What does it mean to write a text in the medieval and early modern period? Who was meant to read the manuscripts or printed works that survive to us? How do these texts become the books we read and the drama we perform? How does our experiences of text change with the medium, and how might this change in the future? What form will books of the future take? These are some of the questions we will be addressing in this module. We will explore the shifts in medium from handwritten, to print, to the digital world and especially its effects on modes of public and private writing. We will focus specifically on medieval and early modern prose, life writing, correspondence, drama and poetry, and the context of their production and dissemination.

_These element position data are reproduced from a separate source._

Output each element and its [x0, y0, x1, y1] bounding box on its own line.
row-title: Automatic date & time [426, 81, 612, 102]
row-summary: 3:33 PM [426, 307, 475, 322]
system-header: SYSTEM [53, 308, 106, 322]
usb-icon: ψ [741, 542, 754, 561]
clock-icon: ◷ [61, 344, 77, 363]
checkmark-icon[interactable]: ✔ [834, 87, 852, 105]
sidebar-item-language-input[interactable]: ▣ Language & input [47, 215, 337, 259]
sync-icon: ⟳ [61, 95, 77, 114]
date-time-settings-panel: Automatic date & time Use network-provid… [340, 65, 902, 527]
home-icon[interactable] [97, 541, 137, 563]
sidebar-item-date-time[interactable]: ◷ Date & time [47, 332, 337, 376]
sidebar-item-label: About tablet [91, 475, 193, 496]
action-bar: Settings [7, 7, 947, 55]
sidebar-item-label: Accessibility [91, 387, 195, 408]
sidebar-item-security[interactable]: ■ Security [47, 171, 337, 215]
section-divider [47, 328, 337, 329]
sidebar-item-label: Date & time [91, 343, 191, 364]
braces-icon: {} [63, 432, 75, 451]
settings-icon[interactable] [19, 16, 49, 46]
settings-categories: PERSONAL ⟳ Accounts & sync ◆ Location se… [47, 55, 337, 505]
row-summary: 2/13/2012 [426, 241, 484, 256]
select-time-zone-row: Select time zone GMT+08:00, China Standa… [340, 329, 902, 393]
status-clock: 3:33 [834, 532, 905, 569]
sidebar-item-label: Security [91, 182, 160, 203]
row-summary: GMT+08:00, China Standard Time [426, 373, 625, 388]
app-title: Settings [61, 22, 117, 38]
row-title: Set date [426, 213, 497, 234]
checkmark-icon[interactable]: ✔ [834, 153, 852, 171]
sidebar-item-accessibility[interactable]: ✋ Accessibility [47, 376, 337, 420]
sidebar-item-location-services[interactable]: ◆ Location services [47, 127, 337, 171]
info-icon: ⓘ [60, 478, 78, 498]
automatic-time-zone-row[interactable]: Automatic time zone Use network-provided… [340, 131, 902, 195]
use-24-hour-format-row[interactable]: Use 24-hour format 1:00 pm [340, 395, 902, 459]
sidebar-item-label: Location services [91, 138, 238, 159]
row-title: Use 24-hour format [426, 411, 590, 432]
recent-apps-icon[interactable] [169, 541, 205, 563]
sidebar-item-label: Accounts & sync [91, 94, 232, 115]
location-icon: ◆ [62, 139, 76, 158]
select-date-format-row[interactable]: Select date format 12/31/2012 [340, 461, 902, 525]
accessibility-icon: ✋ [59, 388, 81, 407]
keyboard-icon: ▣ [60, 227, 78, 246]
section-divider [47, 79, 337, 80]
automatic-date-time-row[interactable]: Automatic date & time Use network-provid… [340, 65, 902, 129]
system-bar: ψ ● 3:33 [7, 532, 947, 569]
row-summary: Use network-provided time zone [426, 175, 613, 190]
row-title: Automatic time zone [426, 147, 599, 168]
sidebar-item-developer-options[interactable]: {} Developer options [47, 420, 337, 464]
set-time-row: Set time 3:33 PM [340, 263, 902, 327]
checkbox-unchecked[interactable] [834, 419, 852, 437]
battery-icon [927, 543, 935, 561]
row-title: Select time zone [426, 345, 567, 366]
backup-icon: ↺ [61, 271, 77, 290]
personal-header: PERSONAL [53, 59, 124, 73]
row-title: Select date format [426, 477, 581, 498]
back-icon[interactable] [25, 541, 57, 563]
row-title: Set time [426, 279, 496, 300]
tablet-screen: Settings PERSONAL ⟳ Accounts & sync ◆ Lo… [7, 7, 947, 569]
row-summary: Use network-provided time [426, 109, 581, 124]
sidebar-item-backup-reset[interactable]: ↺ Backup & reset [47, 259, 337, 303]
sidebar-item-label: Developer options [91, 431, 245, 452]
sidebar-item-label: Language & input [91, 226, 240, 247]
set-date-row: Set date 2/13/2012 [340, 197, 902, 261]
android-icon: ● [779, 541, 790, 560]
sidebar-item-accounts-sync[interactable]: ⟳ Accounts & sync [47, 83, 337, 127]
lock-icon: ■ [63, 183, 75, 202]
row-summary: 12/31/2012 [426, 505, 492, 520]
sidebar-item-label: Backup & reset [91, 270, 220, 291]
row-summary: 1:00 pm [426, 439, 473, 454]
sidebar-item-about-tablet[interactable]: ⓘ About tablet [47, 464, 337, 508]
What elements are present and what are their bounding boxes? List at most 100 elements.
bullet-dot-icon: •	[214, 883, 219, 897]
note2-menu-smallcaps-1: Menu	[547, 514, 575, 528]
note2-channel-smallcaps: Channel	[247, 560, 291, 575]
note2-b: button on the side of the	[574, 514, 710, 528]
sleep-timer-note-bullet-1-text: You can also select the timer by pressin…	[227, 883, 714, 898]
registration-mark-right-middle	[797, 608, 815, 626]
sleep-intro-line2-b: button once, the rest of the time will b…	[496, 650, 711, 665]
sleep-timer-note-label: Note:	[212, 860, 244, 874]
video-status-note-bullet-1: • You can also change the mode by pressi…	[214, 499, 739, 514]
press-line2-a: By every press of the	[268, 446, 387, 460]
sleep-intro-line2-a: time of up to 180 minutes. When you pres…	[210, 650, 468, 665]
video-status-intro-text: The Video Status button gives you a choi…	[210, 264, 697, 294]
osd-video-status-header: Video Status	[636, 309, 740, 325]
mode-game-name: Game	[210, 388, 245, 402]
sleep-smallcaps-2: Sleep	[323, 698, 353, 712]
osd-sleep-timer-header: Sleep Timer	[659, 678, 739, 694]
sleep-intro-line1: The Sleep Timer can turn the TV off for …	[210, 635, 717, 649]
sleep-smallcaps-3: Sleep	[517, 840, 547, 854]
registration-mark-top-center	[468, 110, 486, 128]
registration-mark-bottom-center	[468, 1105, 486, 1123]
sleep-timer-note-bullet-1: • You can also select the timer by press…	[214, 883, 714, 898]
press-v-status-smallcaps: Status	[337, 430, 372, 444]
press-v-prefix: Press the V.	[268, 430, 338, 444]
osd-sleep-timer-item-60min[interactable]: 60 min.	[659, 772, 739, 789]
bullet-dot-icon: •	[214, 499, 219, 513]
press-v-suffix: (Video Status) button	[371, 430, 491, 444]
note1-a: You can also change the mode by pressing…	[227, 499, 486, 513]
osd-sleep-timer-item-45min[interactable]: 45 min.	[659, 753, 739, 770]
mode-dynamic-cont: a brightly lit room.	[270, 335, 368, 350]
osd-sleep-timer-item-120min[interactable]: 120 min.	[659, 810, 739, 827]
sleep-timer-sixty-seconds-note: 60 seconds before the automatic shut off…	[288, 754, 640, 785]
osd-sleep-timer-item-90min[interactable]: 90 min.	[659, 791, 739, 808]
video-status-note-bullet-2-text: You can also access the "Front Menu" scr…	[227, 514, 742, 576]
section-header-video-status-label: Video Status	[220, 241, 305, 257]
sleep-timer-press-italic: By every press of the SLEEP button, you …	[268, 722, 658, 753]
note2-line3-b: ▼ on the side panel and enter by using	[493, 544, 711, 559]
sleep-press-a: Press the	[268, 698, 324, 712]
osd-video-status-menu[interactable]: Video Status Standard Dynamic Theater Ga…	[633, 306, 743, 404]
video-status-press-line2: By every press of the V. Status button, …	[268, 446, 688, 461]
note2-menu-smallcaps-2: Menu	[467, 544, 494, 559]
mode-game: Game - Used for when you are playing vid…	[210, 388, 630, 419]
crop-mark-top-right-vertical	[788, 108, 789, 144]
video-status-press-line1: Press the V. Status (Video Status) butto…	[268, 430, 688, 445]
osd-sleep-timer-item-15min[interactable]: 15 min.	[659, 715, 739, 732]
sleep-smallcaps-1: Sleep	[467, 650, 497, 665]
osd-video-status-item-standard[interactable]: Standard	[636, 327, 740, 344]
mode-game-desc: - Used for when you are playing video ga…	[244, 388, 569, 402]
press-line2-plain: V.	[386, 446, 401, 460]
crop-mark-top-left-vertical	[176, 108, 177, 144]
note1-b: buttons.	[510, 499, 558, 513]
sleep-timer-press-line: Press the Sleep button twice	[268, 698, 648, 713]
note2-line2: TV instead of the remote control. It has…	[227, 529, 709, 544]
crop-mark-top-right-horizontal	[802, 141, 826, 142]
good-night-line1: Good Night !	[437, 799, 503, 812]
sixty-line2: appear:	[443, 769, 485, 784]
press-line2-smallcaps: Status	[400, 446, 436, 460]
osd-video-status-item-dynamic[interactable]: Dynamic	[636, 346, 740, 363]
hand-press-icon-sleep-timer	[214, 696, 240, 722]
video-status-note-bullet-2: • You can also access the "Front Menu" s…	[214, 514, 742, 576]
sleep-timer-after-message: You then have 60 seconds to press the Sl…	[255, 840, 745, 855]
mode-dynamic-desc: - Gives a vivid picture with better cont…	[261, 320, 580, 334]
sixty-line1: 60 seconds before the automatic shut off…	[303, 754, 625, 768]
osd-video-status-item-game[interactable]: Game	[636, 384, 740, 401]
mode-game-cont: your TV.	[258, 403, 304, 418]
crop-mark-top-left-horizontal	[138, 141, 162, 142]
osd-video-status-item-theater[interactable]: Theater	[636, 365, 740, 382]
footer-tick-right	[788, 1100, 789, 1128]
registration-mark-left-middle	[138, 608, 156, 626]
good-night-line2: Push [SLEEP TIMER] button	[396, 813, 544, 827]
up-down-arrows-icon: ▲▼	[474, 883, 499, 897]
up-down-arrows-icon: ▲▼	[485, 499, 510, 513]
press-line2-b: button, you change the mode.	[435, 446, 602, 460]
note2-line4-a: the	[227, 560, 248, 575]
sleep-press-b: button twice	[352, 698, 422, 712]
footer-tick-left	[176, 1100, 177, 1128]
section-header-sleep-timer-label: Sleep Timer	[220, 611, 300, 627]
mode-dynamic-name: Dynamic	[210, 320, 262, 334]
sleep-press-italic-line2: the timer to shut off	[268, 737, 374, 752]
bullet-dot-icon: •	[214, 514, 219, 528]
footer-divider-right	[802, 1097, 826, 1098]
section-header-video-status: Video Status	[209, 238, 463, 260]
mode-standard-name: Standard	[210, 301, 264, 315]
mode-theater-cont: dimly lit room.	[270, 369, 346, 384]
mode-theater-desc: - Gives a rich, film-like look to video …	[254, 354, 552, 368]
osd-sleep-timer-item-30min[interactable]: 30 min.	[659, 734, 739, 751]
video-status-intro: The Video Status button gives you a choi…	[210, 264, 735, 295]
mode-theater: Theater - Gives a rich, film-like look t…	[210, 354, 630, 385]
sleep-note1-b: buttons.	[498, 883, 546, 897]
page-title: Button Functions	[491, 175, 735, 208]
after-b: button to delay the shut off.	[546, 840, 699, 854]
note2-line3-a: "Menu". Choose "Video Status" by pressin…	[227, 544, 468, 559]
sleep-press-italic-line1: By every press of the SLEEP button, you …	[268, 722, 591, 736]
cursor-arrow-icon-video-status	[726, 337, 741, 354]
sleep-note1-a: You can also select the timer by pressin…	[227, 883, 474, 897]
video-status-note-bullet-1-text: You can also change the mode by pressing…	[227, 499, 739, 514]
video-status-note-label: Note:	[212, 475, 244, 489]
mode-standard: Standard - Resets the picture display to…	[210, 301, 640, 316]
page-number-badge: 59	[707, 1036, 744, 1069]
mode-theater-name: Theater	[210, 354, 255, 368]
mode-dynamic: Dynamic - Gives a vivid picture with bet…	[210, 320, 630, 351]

By the end of the module students will:
- have developed an understanding of the relationship between literature and technology;
- be aware of technological developments in writing, copying and accessibility of texts in the medieval and early modern periods;
- have considered the relationship between the material form of texts and how that might affect their production;
- have knowledge of a range of text types from the medieval and early modern period;
- have an understanding of differences between public and private writing in pre-modern texts.

Outline Of Syllabus

Texts studied in this module have typically included works such as: The Book of Margery Kempe, The Paston Letters, Memoirs by Lady Ann Fanshaw and Lady Anne Halkett, Johannes Trithemius’ In Praise of Scribes, Chaucer's House of Fame, and Shakespeare's Hamlet. Through the study of these works and modern critical texts on digital technology, we will explore how these texts are written and received in their own time and in ours. Discussions will address issues of book history and the nature of authorship. At the end of the semester, we will find out how the advent of digital technologies is used to breathe new life into texts like these — and how these technological shifts open up new avenues for readers and researchers alike. As much as possible texts will be provided to students via an online module reader.

Teaching Methods

Module leaders are revising this content in light of the Covid 19 restrictions.
Revised and approved detail information will be available by 17 August.

Assessment Methods

Module leaders are revising this content in light of the Covid 19 restrictions.
Revised and approved detail information will be available by 17 August.